Scalable domain adaptation of convolutional neural networks
This work addresses the need for scalable domain adaptation in computer vision for domains like tourism, where manual labeling is costly, though it is incremental as it builds on standard CNN architectures.
The paper tackled the problem of adapting convolutional neural networks to new visual domains without manual labeling by using noisy Flickr images and reranking techniques, resulting in improved performance over generic models and non-CNN baselines on datasets like Oxford5k, INRIA Holidays, and Div150Cred.

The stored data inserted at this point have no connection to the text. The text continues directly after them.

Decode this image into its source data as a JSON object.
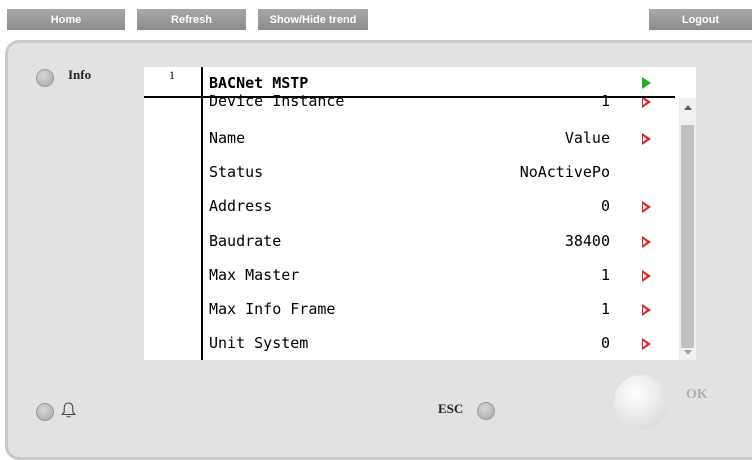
{
  "toolbar": {
    "home": "Home",
    "refresh": "Refresh",
    "trend": "Show/Hide trend",
    "logout": "Logout"
  },
  "panel": {
    "info_label": "Info",
    "esc_label": "ESC",
    "ok_label": "OK"
  },
  "screen": {
    "page_number": "1",
    "title": "BACNet MSTP",
    "rows": [
      {
        "label": "Device Instance",
        "value": "1",
        "arrow": true
      },
      {
        "label": "Name",
        "value": "Value",
        "arrow": true
      },
      {
        "label": "Status",
        "value": "NoActivePo",
        "arrow": false
      },
      {
        "label": "Address",
        "value": "0",
        "arrow": true
      },
      {
        "label": "Baudrate",
        "value": "38400",
        "arrow": true
      },
      {
        "label": "Max Master",
        "value": "1",
        "arrow": true
      },
      {
        "label": "Max Info Frame",
        "value": "1",
        "arrow": true
      },
      {
        "label": "Unit System",
        "value": "0",
        "arrow": true
      }
    ]
  },
  "icons": {
    "bell": "bell-icon",
    "title_arrow": "green-triangle-icon",
    "row_arrow": "red-triangle-icon"
  },
  "colors": {
    "toolbar_button": "#999999",
    "panel_bg": "#e2e2e2",
    "arrow_green": "#22aa22",
    "arrow_red": "#dd2222"
  }
}
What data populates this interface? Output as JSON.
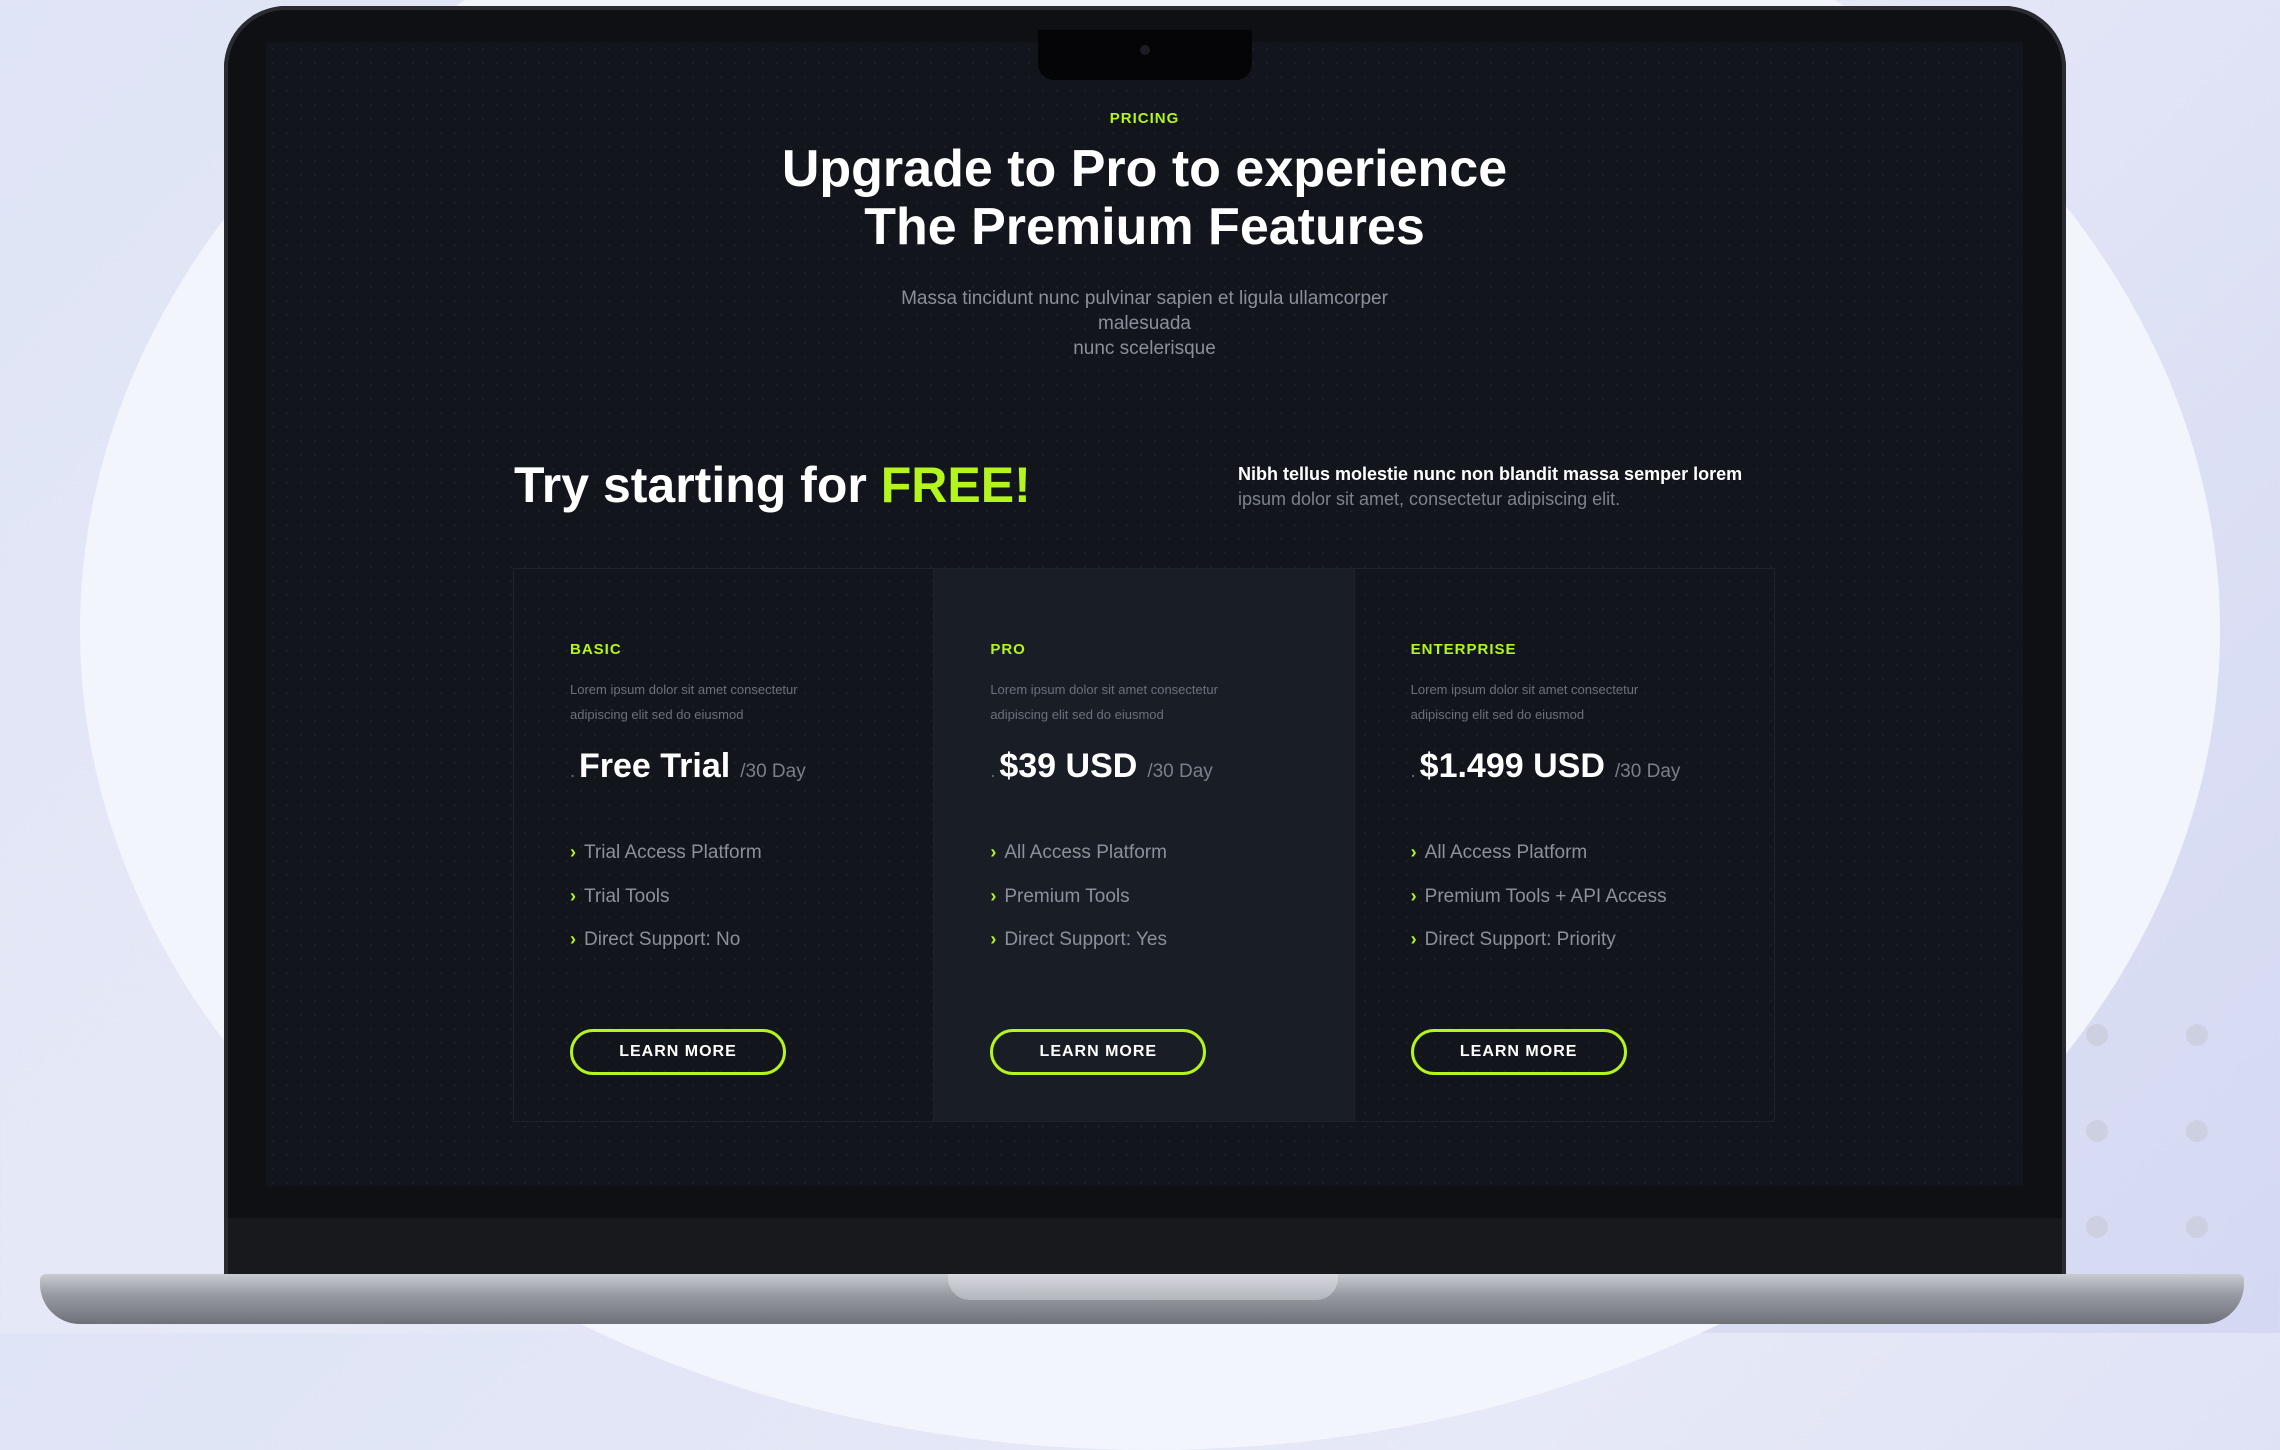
{
  "colors": {
    "accent": "#b4f51d",
    "screen_bg": "#12151c",
    "featured_card_bg": "#191d25",
    "text_primary": "#ffffff",
    "text_muted": "#8a8f99"
  },
  "header": {
    "eyebrow": "PRICING",
    "title_line1": "Upgrade to Pro to experience",
    "title_line2": "The Premium Features",
    "subtitle_line1": "Massa tincidunt nunc pulvinar sapien et ligula ullamcorper",
    "subtitle_line2": "malesuada",
    "subtitle_line3": "nunc scelerisque"
  },
  "promo": {
    "prefix": "Try starting for ",
    "highlight": "FREE!",
    "note_strong": "Nibh tellus molestie nunc non blandit massa semper lorem",
    "note_soft": "ipsum dolor sit amet, consectetur adipiscing elit."
  },
  "plans": [
    {
      "name": "BASIC",
      "desc_line1": "Lorem ipsum dolor sit amet consectetur",
      "desc_line2": "adipiscing elit sed do eiusmod",
      "marker": ".",
      "price": "Free Trial",
      "period": "/30 Day",
      "features": [
        "Trial Access Platform",
        "Trial Tools",
        "Direct Support: No"
      ],
      "chevron_icon": "chevron-right-icon",
      "button": "LEARN MORE"
    },
    {
      "name": "PRO",
      "desc_line1": "Lorem ipsum dolor sit amet consectetur",
      "desc_line2": "adipiscing elit sed do eiusmod",
      "marker": ".",
      "price": "$39 USD",
      "period": "/30 Day",
      "features": [
        "All Access Platform",
        "Premium Tools",
        "Direct Support: Yes"
      ],
      "chevron_icon": "chevron-right-icon",
      "button": "LEARN MORE"
    },
    {
      "name": "ENTERPRISE",
      "desc_line1": "Lorem ipsum dolor sit amet consectetur",
      "desc_line2": "adipiscing elit sed do eiusmod",
      "marker": ".",
      "price": "$1.499 USD",
      "period": "/30 Day",
      "features": [
        "All Access Platform",
        "Premium Tools + API Access",
        "Direct Support: Priority"
      ],
      "chevron_icon": "chevron-right-icon",
      "button": "LEARN MORE"
    }
  ]
}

Convolutional neural networks (CNNs) tend to become a standard approach to solve a wide array of computer vision problems. Besides important theoretical and practical advances in their design, their success is built on the existence of manually labeled visual resources, such as ImageNet. The creation of such datasets is cumbersome and here we focus on alternatives to manual labeling. We hypothesize that new resources are of uttermost importance in domains which are not or weakly covered by ImageNet, such as tourism photographs. We first collect noisy Flickr images for tourist points of interest and apply automatic or weakly-supervised reranking techniques to reduce noise. Then, we learn domain adapted models with a standard CNN architecture and compare them to a generic model obtained from ImageNet. Experimental validation is conducted with publicly available datasets, including Oxford5k, INRIA Holidays and Div150Cred. Results show that low-cost domain adaptation improves results compared to the use of generic models but also compared to strong non-CNN baselines such as triangulation embedding.